I grew up hearing stories about life in the coal mines. They were delivered in my grandfather’s heavy Italian accent, and often concluded with a punchline I didn’t entirely understand. (“Can’t a guy make a u-turn in this place?”)
But other stories were delivered in a more somber tone. They were stories about strikes and cave-ins, about brutality in the streets. One character loomed large — literally and figuratively — in Grandpa’s stories. His name was Shorty Martinez, and he was seven foot six, or six foot eight, or however tall Grandpa felt like making him on any given day. Shorty carried a white-handled revolver, which he used to pistol-whip strikers, or to poke in the backs of recent immigrants relieving themselves outdoors. Which was how young Dante Bonacci first made Shorty’s acquaintance.
Like most kids, I only half understood the stories, and thought of them more as fairy tales than actual events. I started to take his stories a little more seriously when I took a Colorado history class in Junior High. “Wait a minute!” I remember thinking. “My grandpa was there. Only he tells it better!”
Grandpa got another credibility boost recently when I discovered Upton Sinclair’s novel King Coal. Sinclair wrote King Coal to expose conditions in the coal mines of Southern Colorado. He traveled to Huerfano County three times during 1913-1914, just as my grandfather was arriving, to learn firsthand of the conditions there.
Turns out Grandpa wasn’t exaggerating at all. Every story he told was verified in Sinclair’s book.
Most of the mines were controlled by John D. Rockefeller Jr.’s Colorado Fuel and Iron. CF&I recruited heavily overseas, convincing poor young European men like my grandfather that they could make a fortune in Colorado. But when they arrived, generally penniless, they discovered conditions significantly less rosy than they had been led to believe. Men worked deep underground, constantly risking injury or death. They lived in rickety tar-paper shacks provided by CF&I, and they were paid not in U.S. currency, but in “scrip”, redeemable only at the company store. CF&I acted in loco parentis, providing the miners’ health care, their schools, their meager shopping and their saloons. Voter fraud was rampant. Citizen miners were blocked from voting, or told who to vote for, or camp officials simply filled out their ballots for them. My grandfather told me that if there weren’t enough votes for CF&I’s preferred candidates to win, the camp mules were registered to vote.
Essentially, these young immigrants were treated like animals. CF&I’s fear of union organizing was such that they provided no common areas for miners and their families to socialize, and any hint of miners congregating together was met with pistol-whipping, beating, even imprisonment. And, in Huerfano County, Deputy Silvio “Shorty” Martinez was one of the chief enforcers.

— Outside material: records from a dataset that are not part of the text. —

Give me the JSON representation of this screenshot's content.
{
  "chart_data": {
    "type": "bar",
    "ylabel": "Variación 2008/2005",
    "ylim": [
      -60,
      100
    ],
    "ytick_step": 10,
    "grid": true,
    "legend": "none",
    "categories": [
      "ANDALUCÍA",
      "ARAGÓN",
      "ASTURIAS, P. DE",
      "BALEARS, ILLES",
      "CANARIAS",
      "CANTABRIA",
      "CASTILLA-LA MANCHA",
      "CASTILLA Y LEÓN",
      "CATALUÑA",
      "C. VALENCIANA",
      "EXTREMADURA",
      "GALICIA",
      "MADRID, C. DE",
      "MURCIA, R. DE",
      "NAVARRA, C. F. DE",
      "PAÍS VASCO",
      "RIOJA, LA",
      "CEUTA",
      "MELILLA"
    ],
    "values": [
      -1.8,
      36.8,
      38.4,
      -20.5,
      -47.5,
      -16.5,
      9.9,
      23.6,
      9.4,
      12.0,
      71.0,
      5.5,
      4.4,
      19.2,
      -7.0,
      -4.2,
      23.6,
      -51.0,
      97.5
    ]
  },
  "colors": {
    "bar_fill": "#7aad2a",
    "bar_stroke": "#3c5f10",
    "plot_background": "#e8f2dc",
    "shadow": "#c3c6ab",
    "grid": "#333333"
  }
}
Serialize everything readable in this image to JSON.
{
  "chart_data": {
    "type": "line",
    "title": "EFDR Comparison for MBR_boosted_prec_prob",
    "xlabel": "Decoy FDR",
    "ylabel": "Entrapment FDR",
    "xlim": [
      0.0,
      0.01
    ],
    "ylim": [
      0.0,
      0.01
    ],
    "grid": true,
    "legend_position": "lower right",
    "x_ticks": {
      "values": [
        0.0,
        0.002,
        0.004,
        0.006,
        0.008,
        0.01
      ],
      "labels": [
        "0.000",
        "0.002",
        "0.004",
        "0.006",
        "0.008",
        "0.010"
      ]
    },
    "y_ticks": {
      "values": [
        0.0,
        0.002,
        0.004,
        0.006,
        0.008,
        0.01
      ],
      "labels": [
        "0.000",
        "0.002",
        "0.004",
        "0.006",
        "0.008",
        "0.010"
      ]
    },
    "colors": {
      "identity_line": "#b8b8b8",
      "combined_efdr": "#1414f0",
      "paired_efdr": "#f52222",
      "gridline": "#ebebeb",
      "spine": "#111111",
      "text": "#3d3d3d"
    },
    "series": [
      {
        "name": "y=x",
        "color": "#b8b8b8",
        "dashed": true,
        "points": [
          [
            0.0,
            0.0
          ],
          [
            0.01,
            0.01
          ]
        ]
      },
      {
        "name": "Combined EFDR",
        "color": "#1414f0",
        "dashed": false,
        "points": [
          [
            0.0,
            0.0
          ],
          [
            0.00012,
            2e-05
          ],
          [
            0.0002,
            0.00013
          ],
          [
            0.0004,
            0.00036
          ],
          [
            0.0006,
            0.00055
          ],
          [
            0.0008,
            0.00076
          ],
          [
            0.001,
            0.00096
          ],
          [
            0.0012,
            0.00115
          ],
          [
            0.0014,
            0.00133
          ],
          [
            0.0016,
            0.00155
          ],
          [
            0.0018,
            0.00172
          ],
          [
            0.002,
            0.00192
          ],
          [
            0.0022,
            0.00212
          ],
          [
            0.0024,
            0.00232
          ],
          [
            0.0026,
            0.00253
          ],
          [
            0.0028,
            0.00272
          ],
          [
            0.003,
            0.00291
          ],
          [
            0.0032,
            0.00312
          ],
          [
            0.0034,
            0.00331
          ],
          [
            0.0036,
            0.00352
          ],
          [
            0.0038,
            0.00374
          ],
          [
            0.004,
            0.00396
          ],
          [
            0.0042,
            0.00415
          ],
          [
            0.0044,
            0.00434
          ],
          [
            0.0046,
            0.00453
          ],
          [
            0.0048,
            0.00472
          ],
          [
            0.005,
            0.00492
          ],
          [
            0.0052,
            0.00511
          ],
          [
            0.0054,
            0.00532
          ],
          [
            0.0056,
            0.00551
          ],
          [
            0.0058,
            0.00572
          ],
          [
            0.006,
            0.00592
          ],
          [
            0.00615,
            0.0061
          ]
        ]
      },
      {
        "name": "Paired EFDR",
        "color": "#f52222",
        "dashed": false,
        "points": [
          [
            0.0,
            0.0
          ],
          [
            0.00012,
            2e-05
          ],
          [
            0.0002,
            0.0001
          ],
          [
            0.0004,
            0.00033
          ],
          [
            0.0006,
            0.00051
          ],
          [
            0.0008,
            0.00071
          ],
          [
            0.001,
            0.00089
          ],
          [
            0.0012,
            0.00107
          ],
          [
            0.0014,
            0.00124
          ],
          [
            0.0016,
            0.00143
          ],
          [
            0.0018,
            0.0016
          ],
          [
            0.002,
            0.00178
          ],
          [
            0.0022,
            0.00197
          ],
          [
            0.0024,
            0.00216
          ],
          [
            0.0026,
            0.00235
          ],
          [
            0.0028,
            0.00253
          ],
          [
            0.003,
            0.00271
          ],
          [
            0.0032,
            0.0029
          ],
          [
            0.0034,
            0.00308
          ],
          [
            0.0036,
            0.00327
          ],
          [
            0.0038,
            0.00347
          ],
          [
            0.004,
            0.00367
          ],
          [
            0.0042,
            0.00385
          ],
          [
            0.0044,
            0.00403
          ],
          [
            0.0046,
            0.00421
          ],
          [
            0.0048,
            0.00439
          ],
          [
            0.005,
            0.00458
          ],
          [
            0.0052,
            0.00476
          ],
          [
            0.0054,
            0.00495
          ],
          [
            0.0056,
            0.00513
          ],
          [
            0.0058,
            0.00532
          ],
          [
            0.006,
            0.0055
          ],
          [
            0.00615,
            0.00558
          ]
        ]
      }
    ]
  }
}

It was a dangerous, violent place. But even Upton Sinclair didn’t realize the full extent of the dehumanization of the immigrants in CF&I’s care. In 1923, my grandmother was sterilized without her knowledge or consent, by CF&I doctors, at a CF&I facility, during a routine procedure. Apparently this was common. J.D. Rockefeller was a friend of Margaret Sangers, whose Birth Control League’s motto was “More Children From the Fit, Less From the Unfit.” And these southern European immigrants, my ancestors, were the unfit. And so they were neutered like animals, so that they couldn’t propagate, and the likes of me couldn’t enter the world.
CF&I’s problem was simple. It saw these workers — “labor” — as simply another form of capital. Their employees weren’t treated like individuals created in the image and likeness of God, with dignity and dreams and aspirations. They were treated like machinery. They were useful in extracting coal from the ground. Outside of that, they were simply problems to be controlled by any means necessary — up to and including violence.
J.D. Rockefeller could have learned a lot from St. John Paul II. In Veritatis Splendor, he wrote about the “scandal of the dignity of every human person.” Every person, no matter how poor or weak or small or ignorant, is created in the image and likeness of God. And the only appropriate response to a human person — in any context — is love. Looking out for the best for him or her. Which, in business, means a fair exchange for labor, and safe working conditions, and the opportunity to advance and create a better life for oneself and one’s family.
I told a long, extreme story to make a short, simple point: Our Christian life doesn’t end in the workplace. Businesses today may not house their employees in tar paper shacks or pay them in pretend “company” currency. But the story of CF&I should serve as an examination of conscience for any person who employs another person. Do I see them as images of God in my care? Or are they simply means to my own ends — a way to accomplish my goals, without regard for their aspirations and their welfare? Am I fair and reasonable? Do I strive to create a healthy working environment? Do I create opportunities for advancement, for my staff to grow and learn? Do I pay a just wage? When funds are tight, do I l try to find other ways to cut back before I lay off employees? Do I refuse to bully my underlings, and root out bullying in management?
If you want to learn more about the story, I recommend reading King Coal. If you want to learn more about the point, I recommend reading St. John Paul II’s excellent Laborem Excercens.
And whoever you are, whatever you do, I recommend taking “the scandal of the value of every human person” into the workplace with you.